Monitor progress and metrics using tools like Weights & Biases.
Running Axolotl
The Quickstart section of the readme provides the necessary commands.
Three main steps:
Preprocess the data.
# preprocess datasets - optional but recommended CUDA_VISIBLE_DEVICES="" python -m axolotl.cli.preprocess examples/openllama-3b/lora.yml
Train the model.
# finetune lora accelerate launch -m axolotl.cli.train examples/openllama-3b/lora.yml
Test the model using the CLI tool or a lightweight Gradio app.
# inference accelerate launch -m axolotl.cli.inference examples/openllama-3b/lora.yml \ --lora_model_dir="./outputs/lora-out"
# gradio accelerate launch -m axolotl.cli.inference examples/openllama-3b/lora.yml \ --lora_model_dir="./outputs/lora-out" --gradio
The Gradio app allows for easy testing and interaction with the trained model in a web browser.

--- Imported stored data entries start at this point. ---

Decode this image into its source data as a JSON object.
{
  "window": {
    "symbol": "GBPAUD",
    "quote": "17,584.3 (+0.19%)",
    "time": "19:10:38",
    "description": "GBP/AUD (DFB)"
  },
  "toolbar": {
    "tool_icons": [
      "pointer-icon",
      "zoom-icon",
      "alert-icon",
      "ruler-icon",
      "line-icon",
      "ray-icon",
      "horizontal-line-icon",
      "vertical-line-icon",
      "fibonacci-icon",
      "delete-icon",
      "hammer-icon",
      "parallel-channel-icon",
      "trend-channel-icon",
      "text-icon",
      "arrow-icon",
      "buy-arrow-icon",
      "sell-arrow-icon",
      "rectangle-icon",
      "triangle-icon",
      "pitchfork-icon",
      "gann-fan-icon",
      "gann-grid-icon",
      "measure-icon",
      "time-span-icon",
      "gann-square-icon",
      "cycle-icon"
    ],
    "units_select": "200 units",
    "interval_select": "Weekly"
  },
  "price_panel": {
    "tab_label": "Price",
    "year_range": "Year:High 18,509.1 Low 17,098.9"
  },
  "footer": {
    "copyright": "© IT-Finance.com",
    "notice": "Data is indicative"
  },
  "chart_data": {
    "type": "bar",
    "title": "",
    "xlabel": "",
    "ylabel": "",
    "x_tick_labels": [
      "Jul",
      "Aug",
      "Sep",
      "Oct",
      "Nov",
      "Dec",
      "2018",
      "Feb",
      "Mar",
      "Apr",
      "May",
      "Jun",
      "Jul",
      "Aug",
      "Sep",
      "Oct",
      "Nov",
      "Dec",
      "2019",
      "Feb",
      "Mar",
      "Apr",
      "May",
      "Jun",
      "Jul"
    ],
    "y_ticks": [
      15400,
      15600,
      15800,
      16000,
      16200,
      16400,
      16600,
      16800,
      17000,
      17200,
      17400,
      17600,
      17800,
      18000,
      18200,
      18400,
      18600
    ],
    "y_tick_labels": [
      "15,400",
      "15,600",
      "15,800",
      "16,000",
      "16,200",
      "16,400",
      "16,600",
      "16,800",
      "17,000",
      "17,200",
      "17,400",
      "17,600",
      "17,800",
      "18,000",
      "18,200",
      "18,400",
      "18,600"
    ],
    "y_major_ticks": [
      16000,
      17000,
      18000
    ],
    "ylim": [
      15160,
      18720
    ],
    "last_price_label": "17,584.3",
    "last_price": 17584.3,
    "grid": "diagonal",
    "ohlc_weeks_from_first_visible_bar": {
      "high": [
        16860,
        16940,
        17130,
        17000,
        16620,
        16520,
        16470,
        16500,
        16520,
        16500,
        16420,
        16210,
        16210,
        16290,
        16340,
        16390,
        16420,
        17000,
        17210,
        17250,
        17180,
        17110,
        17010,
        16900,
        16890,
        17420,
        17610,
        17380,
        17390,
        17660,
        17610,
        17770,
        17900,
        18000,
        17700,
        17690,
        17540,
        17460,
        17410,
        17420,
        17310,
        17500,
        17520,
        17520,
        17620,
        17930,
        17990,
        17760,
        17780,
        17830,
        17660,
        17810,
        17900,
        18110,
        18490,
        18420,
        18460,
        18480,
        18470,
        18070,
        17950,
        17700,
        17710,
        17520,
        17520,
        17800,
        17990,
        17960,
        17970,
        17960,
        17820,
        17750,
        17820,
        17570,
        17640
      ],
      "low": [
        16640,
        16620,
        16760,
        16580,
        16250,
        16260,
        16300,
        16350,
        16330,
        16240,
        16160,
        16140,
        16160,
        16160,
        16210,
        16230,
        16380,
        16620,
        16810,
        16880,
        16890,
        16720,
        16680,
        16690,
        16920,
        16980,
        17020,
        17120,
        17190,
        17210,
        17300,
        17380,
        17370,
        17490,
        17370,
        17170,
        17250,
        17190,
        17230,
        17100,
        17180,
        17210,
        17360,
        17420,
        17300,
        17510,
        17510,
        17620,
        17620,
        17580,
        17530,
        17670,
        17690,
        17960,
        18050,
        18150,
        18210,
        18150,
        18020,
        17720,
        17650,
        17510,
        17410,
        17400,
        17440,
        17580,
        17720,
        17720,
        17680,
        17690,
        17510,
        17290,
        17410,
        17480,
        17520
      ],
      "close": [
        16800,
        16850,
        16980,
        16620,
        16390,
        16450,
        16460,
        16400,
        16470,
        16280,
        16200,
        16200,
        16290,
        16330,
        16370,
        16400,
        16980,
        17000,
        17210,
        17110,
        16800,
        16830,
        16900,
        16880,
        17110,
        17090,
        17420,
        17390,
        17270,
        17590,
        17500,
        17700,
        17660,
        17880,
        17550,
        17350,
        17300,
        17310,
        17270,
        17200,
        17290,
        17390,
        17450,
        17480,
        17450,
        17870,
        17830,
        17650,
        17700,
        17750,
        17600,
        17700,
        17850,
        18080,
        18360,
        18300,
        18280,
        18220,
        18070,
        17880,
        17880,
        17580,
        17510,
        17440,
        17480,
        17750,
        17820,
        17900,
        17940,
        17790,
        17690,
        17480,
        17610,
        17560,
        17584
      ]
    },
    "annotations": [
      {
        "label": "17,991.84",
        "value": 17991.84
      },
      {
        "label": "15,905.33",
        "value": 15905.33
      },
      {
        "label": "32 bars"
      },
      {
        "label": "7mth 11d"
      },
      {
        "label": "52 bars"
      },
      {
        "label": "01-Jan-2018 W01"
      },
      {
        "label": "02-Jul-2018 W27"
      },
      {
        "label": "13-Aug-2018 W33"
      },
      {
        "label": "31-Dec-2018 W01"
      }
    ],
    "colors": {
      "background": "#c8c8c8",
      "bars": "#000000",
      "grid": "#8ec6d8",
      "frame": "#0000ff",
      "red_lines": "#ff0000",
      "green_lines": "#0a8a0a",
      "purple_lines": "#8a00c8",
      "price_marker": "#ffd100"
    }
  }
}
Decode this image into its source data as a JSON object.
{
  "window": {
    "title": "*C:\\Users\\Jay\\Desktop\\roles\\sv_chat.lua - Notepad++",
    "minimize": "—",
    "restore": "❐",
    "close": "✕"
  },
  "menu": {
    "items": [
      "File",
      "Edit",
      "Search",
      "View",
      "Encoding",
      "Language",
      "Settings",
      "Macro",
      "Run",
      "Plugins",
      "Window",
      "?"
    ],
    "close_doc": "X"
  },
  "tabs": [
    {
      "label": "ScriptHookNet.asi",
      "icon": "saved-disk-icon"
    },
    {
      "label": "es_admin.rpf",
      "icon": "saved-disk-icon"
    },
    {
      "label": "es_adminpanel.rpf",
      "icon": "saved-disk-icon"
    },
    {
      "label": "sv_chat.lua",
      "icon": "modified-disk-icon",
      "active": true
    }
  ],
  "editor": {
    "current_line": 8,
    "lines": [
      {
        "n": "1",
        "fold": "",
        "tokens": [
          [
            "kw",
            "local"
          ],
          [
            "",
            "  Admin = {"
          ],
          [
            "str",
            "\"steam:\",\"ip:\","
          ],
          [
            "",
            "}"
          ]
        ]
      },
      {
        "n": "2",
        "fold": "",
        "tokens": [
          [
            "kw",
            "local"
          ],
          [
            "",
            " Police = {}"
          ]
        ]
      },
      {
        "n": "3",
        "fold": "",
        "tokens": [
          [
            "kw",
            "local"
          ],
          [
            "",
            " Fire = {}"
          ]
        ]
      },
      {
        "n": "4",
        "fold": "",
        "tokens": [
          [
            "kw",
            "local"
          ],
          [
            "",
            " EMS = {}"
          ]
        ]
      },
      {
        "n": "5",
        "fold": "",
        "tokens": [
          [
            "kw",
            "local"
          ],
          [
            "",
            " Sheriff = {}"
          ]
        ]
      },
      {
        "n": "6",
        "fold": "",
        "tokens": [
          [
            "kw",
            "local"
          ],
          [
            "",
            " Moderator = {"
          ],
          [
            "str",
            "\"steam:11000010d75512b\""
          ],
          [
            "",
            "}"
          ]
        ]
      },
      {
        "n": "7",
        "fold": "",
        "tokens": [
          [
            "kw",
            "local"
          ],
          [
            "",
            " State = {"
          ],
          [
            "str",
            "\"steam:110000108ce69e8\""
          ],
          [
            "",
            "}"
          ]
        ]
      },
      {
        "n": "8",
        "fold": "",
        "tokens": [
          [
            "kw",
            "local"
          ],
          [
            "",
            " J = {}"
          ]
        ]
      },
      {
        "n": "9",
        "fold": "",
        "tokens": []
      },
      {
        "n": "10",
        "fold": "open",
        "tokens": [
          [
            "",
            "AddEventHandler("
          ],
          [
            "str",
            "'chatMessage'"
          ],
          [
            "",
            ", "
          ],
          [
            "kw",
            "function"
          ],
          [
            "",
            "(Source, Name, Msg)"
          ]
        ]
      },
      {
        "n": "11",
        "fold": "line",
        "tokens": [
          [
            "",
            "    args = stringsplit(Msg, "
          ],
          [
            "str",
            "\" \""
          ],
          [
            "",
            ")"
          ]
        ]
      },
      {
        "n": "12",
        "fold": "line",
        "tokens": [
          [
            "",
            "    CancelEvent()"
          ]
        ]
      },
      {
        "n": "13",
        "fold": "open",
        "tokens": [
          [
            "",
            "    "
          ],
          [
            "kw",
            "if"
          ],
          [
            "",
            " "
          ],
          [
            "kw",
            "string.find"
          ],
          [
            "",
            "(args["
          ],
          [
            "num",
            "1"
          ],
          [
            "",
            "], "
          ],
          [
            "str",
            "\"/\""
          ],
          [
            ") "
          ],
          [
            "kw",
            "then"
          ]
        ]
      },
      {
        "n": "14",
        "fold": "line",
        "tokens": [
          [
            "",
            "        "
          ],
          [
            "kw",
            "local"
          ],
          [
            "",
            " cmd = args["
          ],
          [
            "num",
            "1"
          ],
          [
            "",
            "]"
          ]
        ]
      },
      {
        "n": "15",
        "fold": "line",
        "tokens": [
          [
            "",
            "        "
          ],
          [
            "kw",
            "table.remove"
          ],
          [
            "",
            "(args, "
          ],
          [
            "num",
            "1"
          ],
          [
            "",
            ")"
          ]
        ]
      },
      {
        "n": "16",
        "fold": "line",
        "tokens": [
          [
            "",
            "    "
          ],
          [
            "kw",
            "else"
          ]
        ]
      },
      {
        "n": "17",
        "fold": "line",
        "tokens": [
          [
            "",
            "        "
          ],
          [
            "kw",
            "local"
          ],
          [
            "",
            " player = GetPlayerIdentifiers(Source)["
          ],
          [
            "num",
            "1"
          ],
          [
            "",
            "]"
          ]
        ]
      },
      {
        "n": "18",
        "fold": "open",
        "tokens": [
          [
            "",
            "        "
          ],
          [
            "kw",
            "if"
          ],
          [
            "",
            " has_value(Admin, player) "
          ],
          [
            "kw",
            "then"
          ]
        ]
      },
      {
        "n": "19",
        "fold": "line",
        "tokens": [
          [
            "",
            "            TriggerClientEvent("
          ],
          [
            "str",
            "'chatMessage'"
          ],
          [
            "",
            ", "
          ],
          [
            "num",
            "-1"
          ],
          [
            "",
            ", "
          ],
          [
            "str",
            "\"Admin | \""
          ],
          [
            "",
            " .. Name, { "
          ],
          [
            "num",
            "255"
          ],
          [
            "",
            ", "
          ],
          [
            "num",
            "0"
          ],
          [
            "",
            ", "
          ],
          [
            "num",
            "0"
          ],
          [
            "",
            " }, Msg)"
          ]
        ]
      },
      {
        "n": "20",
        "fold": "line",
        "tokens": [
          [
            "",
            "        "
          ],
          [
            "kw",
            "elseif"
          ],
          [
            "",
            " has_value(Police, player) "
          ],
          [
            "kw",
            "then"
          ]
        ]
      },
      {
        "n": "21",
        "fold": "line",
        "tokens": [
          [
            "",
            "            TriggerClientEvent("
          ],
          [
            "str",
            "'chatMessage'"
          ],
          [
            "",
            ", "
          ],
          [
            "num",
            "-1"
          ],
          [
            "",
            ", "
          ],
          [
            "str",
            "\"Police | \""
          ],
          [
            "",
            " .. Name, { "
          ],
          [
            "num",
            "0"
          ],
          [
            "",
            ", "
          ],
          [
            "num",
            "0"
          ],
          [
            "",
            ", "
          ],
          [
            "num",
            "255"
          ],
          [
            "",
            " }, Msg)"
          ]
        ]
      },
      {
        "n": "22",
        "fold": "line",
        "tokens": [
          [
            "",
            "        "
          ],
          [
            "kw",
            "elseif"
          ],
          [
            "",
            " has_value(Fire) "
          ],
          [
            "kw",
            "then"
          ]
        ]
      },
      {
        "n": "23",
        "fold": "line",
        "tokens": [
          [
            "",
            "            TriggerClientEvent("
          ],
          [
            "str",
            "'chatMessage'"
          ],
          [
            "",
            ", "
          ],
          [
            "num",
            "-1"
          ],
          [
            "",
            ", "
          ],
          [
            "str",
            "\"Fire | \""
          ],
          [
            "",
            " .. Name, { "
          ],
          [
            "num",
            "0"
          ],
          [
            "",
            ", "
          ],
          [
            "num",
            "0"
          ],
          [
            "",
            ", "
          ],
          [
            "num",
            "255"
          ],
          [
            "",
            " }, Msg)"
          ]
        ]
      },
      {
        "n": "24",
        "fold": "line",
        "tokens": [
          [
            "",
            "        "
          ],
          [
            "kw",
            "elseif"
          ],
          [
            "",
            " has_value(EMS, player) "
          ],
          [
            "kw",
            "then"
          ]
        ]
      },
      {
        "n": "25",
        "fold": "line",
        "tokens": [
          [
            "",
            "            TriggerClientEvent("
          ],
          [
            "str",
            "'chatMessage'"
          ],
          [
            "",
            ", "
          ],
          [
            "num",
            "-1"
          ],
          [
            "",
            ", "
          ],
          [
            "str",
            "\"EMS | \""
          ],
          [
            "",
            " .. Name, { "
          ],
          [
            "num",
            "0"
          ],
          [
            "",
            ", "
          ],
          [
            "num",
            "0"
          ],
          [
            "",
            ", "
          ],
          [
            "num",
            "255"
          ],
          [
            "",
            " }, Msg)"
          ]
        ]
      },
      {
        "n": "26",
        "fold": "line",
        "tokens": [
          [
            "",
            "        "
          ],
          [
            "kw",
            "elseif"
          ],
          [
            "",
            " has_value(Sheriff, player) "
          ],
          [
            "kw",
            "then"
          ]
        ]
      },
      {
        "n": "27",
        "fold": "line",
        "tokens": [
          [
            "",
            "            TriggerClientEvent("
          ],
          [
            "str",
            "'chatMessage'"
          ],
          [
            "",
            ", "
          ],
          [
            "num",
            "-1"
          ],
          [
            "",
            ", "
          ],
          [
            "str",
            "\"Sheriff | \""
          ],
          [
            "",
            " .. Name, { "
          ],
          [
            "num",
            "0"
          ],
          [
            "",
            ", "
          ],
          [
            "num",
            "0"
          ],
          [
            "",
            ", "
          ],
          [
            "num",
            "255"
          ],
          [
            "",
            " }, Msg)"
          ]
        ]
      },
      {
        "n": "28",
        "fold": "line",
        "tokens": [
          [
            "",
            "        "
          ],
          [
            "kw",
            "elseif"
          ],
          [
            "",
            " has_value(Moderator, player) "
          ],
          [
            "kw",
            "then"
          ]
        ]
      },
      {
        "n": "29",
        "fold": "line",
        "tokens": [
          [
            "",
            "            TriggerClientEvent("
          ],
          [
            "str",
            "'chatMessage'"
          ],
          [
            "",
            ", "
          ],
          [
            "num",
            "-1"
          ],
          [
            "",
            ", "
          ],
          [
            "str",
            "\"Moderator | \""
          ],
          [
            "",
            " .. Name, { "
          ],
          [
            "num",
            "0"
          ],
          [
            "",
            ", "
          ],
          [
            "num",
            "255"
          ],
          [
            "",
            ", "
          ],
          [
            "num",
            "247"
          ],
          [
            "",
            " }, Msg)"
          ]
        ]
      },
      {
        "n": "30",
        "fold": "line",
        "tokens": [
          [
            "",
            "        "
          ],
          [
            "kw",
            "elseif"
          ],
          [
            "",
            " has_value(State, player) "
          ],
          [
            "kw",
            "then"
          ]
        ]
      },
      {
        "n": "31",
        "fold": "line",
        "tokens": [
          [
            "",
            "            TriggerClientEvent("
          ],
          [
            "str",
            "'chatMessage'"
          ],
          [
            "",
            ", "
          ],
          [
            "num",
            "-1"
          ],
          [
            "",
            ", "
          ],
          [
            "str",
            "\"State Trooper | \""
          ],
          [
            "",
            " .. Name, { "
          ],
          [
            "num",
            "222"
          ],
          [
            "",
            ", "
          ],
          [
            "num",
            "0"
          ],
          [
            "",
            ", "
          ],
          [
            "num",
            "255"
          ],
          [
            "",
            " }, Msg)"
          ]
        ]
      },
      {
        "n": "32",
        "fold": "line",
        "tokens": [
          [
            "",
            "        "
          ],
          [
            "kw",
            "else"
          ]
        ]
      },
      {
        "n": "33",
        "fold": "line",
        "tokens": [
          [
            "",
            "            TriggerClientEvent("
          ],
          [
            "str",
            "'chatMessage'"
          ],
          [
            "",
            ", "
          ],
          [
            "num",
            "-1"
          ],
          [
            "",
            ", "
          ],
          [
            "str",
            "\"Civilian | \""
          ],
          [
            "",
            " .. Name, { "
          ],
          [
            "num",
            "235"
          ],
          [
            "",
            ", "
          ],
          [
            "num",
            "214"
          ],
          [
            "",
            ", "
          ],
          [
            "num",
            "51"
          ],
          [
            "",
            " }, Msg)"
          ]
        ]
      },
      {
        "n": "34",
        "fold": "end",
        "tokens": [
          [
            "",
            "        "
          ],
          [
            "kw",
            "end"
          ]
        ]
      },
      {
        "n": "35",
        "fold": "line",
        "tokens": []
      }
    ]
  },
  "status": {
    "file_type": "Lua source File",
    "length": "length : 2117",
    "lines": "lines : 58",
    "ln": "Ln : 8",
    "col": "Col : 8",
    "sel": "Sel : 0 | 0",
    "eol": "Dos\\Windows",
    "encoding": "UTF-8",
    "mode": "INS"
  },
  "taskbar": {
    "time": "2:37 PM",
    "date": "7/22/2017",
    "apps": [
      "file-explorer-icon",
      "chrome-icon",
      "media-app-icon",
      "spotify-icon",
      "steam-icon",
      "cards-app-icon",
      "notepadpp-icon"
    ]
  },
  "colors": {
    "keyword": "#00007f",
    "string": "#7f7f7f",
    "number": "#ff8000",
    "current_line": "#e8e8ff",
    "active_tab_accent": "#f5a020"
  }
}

- The Gradio app is for testing and not for production use.
Honeycomb Case Study: Fine-tuning LLMs for Natural Language Querying
- GitHub Repository: https://github.com/parlance-labs/ftcourse
- Finetuned Model: https://huggingface.co/parlance-labs/hc-mistral-alpaca
Introduction
- Honeycomb: An observability platform with a domain-specific query language (HQL).
- Goal: Reduce the burden of learning HQL by allowing users to input natural language queries.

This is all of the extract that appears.